Vidéosurveillance sans fil ou "intelligente"
"L’arrivée des caméras sans fil ouvre de nouveaux usages : le signal peut-être envoyé, par ondes radio et via satellite, vers plusieurs points dans la ville, un camion de policiers, un hélicoptère anti-émeutes... ", ajoute Sean. A Paris, le militant des SCP a vu une caméra sans fil, reconnaissable à un boîtier blanc sous l’appareil, qui transforme les images en signal radio. A Manhattan, le collectif n’en a repéré que cinq, pour l’instant.
La dernière tendance est au développement de la "vidéosurveillance intelligente", qui consiste à faire analyser les images en temps réel par un logiciel, pour y déceler des comportements "déviants". Aux Etats-Unis, le controversé projet de surveillance d’état Terrorism Information Program (ex Total Information Awareness Program) prévoit entre autres de faire analyser la démarche des citoyens dans la rue, grâce à des techniques mêlant vidéo, radars et biométrie, développées par le Pentagone, avec des universités.
Mercredi dernier, à Paris, les militants ont distribué des tracts dénonçant un système similaire, développé conjointement par la RATP et d’autres régies de transports européennes. Intitulé Prismatica, ce laboratoire a notamment pour but de permettre la "surveillance à distance" et la "détection automatique" de "situations menaçantes", grâce à des logiciels de "reconnaissance d’image".
Prismatica a valu à la RATP de recevoir le prix Orwell, catégorie Entreprises lors des Big Brother Awards France en 2001 (BBA).

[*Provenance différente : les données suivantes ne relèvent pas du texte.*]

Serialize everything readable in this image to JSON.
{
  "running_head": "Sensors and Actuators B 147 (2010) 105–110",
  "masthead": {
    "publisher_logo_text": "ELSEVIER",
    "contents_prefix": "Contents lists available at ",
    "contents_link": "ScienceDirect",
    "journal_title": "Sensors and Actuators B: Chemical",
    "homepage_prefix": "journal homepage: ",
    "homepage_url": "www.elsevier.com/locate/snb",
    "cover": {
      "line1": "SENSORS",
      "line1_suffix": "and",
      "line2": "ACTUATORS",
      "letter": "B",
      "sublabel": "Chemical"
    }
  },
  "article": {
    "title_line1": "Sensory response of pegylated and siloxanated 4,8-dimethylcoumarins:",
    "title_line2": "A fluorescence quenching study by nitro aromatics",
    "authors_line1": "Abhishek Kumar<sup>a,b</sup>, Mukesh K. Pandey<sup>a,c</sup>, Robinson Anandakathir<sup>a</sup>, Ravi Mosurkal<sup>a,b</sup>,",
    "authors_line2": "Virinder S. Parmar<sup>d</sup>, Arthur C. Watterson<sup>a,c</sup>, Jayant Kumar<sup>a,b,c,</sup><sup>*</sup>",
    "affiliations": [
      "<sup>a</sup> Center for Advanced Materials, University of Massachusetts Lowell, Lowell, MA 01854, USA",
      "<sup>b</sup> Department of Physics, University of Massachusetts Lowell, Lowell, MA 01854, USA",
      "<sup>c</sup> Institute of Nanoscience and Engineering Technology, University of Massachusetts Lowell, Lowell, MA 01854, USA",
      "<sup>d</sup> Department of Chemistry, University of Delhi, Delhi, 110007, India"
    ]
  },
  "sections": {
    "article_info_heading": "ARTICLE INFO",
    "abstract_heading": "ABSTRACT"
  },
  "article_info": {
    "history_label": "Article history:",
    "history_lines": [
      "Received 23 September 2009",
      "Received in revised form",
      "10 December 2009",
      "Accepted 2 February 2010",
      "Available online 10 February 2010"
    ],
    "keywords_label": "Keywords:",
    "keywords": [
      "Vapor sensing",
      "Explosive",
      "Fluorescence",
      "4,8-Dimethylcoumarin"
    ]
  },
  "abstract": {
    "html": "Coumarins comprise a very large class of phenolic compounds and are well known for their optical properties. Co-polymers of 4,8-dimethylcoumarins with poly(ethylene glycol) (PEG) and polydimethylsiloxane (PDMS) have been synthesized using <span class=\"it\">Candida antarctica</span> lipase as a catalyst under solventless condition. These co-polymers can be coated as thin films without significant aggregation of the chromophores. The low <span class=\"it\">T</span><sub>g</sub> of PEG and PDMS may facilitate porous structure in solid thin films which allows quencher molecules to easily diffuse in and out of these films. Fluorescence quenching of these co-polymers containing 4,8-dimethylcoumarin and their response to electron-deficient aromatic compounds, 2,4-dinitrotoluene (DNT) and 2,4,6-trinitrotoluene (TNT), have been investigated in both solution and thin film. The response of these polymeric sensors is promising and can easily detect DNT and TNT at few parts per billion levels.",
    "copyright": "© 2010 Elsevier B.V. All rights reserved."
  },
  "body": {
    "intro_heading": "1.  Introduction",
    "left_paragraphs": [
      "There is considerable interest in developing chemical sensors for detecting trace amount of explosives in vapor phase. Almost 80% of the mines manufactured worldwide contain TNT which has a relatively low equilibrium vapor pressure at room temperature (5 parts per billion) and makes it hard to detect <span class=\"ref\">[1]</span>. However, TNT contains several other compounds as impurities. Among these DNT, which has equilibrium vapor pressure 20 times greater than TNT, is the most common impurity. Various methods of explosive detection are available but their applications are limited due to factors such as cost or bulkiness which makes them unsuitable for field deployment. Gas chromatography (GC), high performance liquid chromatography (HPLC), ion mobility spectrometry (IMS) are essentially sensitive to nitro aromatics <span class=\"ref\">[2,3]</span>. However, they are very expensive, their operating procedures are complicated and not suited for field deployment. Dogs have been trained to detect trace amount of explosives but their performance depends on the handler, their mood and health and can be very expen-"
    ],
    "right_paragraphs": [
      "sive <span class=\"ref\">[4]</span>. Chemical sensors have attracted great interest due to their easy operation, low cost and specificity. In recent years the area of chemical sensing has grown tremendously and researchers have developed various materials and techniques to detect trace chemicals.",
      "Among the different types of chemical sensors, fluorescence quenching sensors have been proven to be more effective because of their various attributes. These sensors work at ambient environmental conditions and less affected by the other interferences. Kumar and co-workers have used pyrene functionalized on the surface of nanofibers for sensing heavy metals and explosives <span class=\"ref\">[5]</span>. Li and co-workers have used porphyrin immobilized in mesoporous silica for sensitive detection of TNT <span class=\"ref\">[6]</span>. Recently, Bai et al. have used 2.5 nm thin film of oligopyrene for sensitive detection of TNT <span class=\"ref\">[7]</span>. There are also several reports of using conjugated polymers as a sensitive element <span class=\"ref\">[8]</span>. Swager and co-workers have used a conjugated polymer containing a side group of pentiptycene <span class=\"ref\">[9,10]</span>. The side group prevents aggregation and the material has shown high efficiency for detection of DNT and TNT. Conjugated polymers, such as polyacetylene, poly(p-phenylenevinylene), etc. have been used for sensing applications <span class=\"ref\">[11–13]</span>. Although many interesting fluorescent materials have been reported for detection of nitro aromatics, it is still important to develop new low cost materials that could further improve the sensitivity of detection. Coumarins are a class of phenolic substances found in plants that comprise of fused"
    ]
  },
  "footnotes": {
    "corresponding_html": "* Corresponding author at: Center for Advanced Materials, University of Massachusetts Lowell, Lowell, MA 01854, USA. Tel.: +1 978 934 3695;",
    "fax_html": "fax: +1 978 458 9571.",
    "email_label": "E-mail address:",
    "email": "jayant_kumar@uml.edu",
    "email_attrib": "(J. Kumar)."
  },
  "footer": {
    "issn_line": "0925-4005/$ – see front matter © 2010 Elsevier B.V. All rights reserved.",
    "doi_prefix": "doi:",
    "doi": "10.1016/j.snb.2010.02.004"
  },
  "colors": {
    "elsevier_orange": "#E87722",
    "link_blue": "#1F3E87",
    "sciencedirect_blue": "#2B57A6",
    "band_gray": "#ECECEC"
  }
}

Face à l’explosion de la vidéosurveillance et au perfectionnement croissant de ses techniques, Sean et les activistes de SCP savent qu’il n’y a pas de remède simple. "De par notre culture politique, nous n’avons pas l’intention de faire des pétitions pour demander au gouvernement de prendre des mesures, dit Sean. Nous obtenons beaucoup d’attention des médias, qui couvrent le sujet de façon inégale. Le vrai espoir pour nous, c’est le contact que nous nouons avec les gens dans les quartiers pendant les actions".
Avec l’appui de leur site internet, très visité, les Surveillance Camera Players misent sur un travail de sensibilisation de longue haleine pour faire reculer la surveillance. "C’est un vrai mouvement. Il faut lui donner le temps de grandir...", conclut Sean.